La Grue in Buffon, Georges-Louis Leclerc, Histoire naturelle des oiseaux . Tome premier, 1770-1786.

                                                    
Mais cette œuvre protéiforme a peu de retentissement dans la presse du vivant de son auteur. La première critique, plutôt positive, paraît dans La Jeunesse :
« Le premier effet produit par la lecture de ce livre est l’étonnement : l’emphase hyperbolique du style, l’étrangeté sauvage, la vigueur désespérée d’idées, le contraste de ce langage passionné avec les plus fades élucubrations de notre temps, jettent d’abord l’esprit dans une stupeur profonde. » L’auteur de la note remarque quand même « ses défauts, qui sont nombreux, l’incorrection du style, la confusion des tableaux ». Il termine sa recension en soulignant l’« originalité peu commune » du texte : « cet ouvrage, nous le croyons, ne passera pas confondu avec les autres publications du jour ».
Les Chants sont également mentionnés dans le Bulletin du bibliophile et du bibliothécaire, comme « une série de visions et de réflexions en style bizarre, une espèce d’Apocalypse dont il serait fort inutile de chercher à deviner le sens. » Poulet-Malassis enfin publie une note dans le Bulletin trimestriel des publications défendues à destination des libraires : « M. Isidore Ducasse (nous avons eu la curiosité de connaître son nom) a eu tort de ne pas faire imprimer en France les Chants de Maldoror.
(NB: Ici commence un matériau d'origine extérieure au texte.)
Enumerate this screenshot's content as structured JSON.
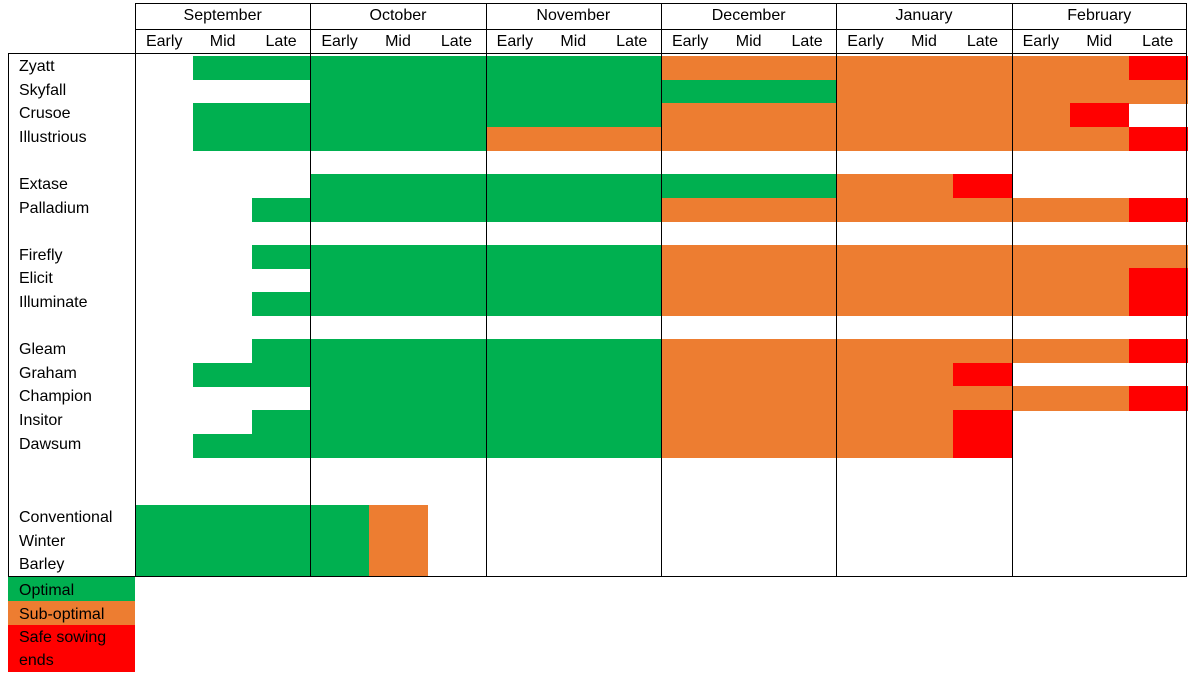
{
  "chart_data": {
    "type": "table",
    "months": [
      "September",
      "October",
      "November",
      "December",
      "January",
      "February"
    ],
    "periods": [
      "Early",
      "Mid",
      "Late"
    ],
    "legend": [
      {
        "key": "optimal",
        "label": "Optimal",
        "color": "#00B050"
      },
      {
        "key": "suboptimal",
        "label": "Sub-optimal",
        "color": "#ED7D31"
      },
      {
        "key": "safe_end",
        "label": "Safe sowing ends",
        "color": "#FF0000"
      }
    ],
    "varieties": [
      {
        "name": "Zyatt",
        "status": "-OOOOOOOOSSSSSSSSR---"
      },
      {
        "name": "Skyfall",
        "status": "---OOOOOOOOOSSSSSSSR"
      },
      {
        "name": "Crusoe",
        "status": "-OOOOOOOOSSSSSSSR---"
      },
      {
        "name": "Illustrious",
        "status": "-OOOOOSSSSSSSSSSSR-"
      },
      {
        "name": "Extase",
        "status": "---OOOOOOOOOSSR---"
      },
      {
        "name": "Palladium",
        "status": "--OOOOOOOSSSSSSSSR-"
      },
      {
        "name": "Firefly",
        "status": "--OOOOOOOSSSSSSSSSR"
      },
      {
        "name": "Elicit",
        "status": "---OOOOOOSSSSSSSSR-"
      },
      {
        "name": "Illuminate",
        "status": "--OOOOOOOSSSSSSSSR-"
      },
      {
        "name": "Gleam",
        "status": "--OOOOOOOSSSSSSSSR-"
      },
      {
        "name": "Graham",
        "status": "-OOOOOOOOSSSSSR---"
      },
      {
        "name": "Champion",
        "status": "---OOOOOOSSSSSSSSR-"
      },
      {
        "name": "Insitor",
        "status": "--OOOOOOOSSSSSR---"
      },
      {
        "name": "Dawsum",
        "status": "-OOOOOOOOSSSSSR---"
      }
    ],
    "conventional": {
      "lines": [
        "Conventional",
        "Winter",
        "Barley"
      ],
      "status": "OOOOS-------------"
    }
  }
}
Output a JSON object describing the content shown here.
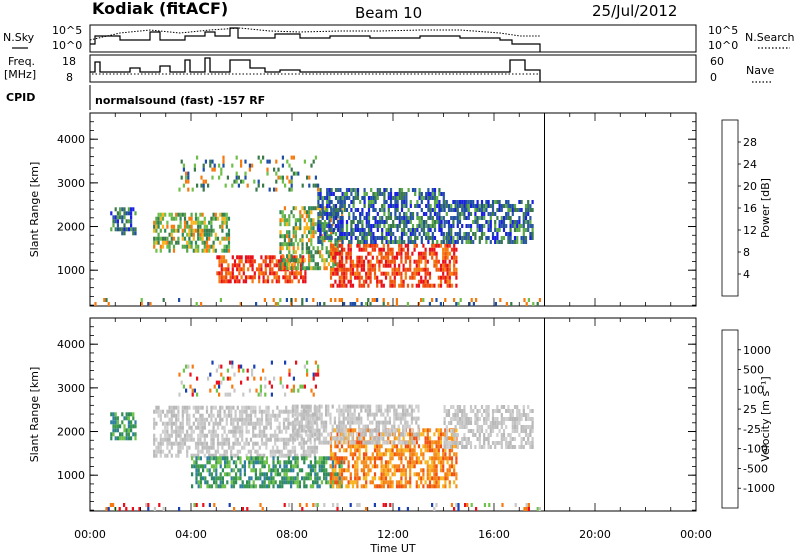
{
  "header": {
    "title": "Kodiak (fitACF)",
    "beam": "Beam 10",
    "date": "25/Jul/2012",
    "nsky_label": "N.Sky",
    "nsearch_label": "N.Search",
    "freq_label": "Freq.",
    "freq_unit": "[MHz]",
    "nave_label": "Nave",
    "cpid_label": "CPID",
    "cpid_value": "normalsound (fast) -157 RF",
    "noise_ticks_left": [
      "10^5",
      "10^0"
    ],
    "noise_ticks_right": [
      "10^5",
      "10^0"
    ],
    "freq_ticks": [
      "18",
      "8"
    ],
    "nave_ticks": [
      "60",
      "0"
    ]
  },
  "chart_data": [
    {
      "type": "heatmap",
      "title": "",
      "xlabel": "Time UT",
      "ylabel": "Slant Range [km]",
      "x_ticks": [
        "00:00",
        "04:00",
        "08:00",
        "12:00",
        "16:00",
        "20:00",
        "00:00"
      ],
      "xlim_hours": [
        0,
        24
      ],
      "y_ticks": [
        1000,
        2000,
        3000,
        4000
      ],
      "ylim_km": [
        180,
        4600
      ],
      "data_end_hour": 18.0,
      "colorbar_label": "Power [dB]",
      "colorbar_ticks": [
        "28",
        "24",
        "20",
        "16",
        "12",
        "8",
        "4"
      ],
      "colorbar_colors": [
        "#e8101a",
        "#f04010",
        "#f57a10",
        "#f8b520",
        "#5aa84a",
        "#3a7a4a",
        "#1f4fa5",
        "#1a20e0"
      ],
      "regions": [
        {
          "t0": 0.8,
          "t1": 1.8,
          "r0": 1800,
          "r1": 2400,
          "level": "low"
        },
        {
          "t0": 2.5,
          "t1": 5.5,
          "r0": 1400,
          "r1": 2300,
          "level": "mid"
        },
        {
          "t0": 5.0,
          "t1": 8.5,
          "r0": 700,
          "r1": 1300,
          "level": "high"
        },
        {
          "t0": 7.5,
          "t1": 10.0,
          "r0": 1000,
          "r1": 2400,
          "level": "mid"
        },
        {
          "t0": 9.5,
          "t1": 14.5,
          "r0": 600,
          "r1": 1600,
          "level": "high"
        },
        {
          "t0": 9.0,
          "t1": 14.0,
          "r0": 1600,
          "r1": 2800,
          "level": "low"
        },
        {
          "t0": 14.0,
          "t1": 17.5,
          "r0": 1600,
          "r1": 2600,
          "level": "low"
        },
        {
          "t0": 3.5,
          "t1": 9.0,
          "r0": 2800,
          "r1": 3600,
          "level": "sparse"
        },
        {
          "t0": 0.0,
          "t1": 18.0,
          "r0": 180,
          "r1": 350,
          "level": "sparse"
        }
      ]
    },
    {
      "type": "heatmap",
      "title": "",
      "xlabel": "Time UT",
      "ylabel": "Slant Range [km]",
      "x_ticks": [
        "00:00",
        "04:00",
        "08:00",
        "12:00",
        "16:00",
        "20:00",
        "00:00"
      ],
      "xlim_hours": [
        0,
        24
      ],
      "y_ticks": [
        1000,
        2000,
        3000,
        4000
      ],
      "ylim_km": [
        180,
        4600
      ],
      "data_end_hour": 18.0,
      "colorbar_label": "Velocity [m s⁻¹]",
      "colorbar_ticks": [
        "1000",
        "500",
        "100",
        "25",
        "-25",
        "-100",
        "-500",
        "-1000"
      ],
      "colorbar_colors": [
        "#1a3fb0",
        "#2f7f9f",
        "#2e8a5a",
        "#6fc24a",
        "#c8c8c8",
        "#f8b520",
        "#f57a10",
        "#f05010",
        "#e8101a"
      ],
      "regions": [
        {
          "t0": 0.8,
          "t1": 1.8,
          "r0": 1800,
          "r1": 2400,
          "level": "pos"
        },
        {
          "t0": 2.5,
          "t1": 9.0,
          "r0": 1400,
          "r1": 2500,
          "level": "zero"
        },
        {
          "t0": 4.0,
          "t1": 10.0,
          "r0": 700,
          "r1": 1400,
          "level": "pos"
        },
        {
          "t0": 9.5,
          "t1": 14.5,
          "r0": 700,
          "r1": 2000,
          "level": "neg"
        },
        {
          "t0": 8.0,
          "t1": 13.0,
          "r0": 1700,
          "r1": 2600,
          "level": "zero"
        },
        {
          "t0": 14.0,
          "t1": 17.5,
          "r0": 1600,
          "r1": 2600,
          "level": "zero"
        },
        {
          "t0": 3.5,
          "t1": 9.0,
          "r0": 2800,
          "r1": 3600,
          "level": "sparse"
        },
        {
          "t0": 0.0,
          "t1": 18.0,
          "r0": 180,
          "r1": 350,
          "level": "sparse"
        }
      ]
    }
  ]
}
Le sacrement de la sixième chambre ne lui eût pas manqué. »
 

Les Poésies d’Isidore Ducasse

Face à cet échec, Ducasse ne désespère pas. Il résume sa situation dans une lettre à son banquier, le 12 mars 1870 :
 
« J'ai fait publier un ouvrage de poésies, chez M. Lacroix (B. Montmartre, 15). Mais, une fois qu'il fut imprimé, il a refusé de la faire paraître, parce que la y vie était peinte sous des couleurs trop amères, et il craignait le procureur général. C’était quelque chose dans le genre du Manfred de Byron et du Konrad de Mickiewicz, mais cependant bien plus terrible. [...] Mais, le tout est tombé dans l’eau. Cela me fit ouvrir les yeux. [...] Chanter l’ennui, les douleurs, les tristesses, les mélancolies, la mort, l’ombre, le sombre, etc., c’est ne vouloir, à toute force, regarder que les puérils revers des choses. [...] Voilà pourquoi j’ai complètement changé de méthode, pour ne chanter exclusivement que l’espoir, l’espérance, LE CALME, le bonheur, LE DEVOIR. »
 

Lautréamont, Poésies I, 1870.

 
Les Poésies paraissent en avril et juin 1870 chez le libraire Gabrie. Les minces plaquettes entrent à la Bibliothèque impériale par dépôt légal. Elles sont signées du nom d’Isidore Ducasse : c'est la première fois que le poète signe de son nom véritable. L’en-tête des Poésies I donne le ton :

Je remplace la mélancolie par le courage, le doute par la certitude, le désespoir par l’espoir, la méchanceté par le bien, les plaintes par le devoir, le scepticisme par la foi, les sophismes par la froideur du calme et l’orgueil par la modestie.

 
Plutôt que de véritables poésies, les Poésies I sont des morceaux de prose qui critiquent vigoureusement la littérature et l’époque de Ducasse. Les Poésies II reprennent des maximes de Vauvenargues, de La Rochefoucauld, des Pensées de Pascal, réécrites par Ducasse. La phrase de Pascal « Si le nez de Cléopâtre eût été plus court, toute la face de la terre aurait changé. » devient chez Ducasse : « Si la morale de Cléopâtre eût été moins courte, la face de la terre aurait changé. Son nez n'en serait pas devenu plus long. »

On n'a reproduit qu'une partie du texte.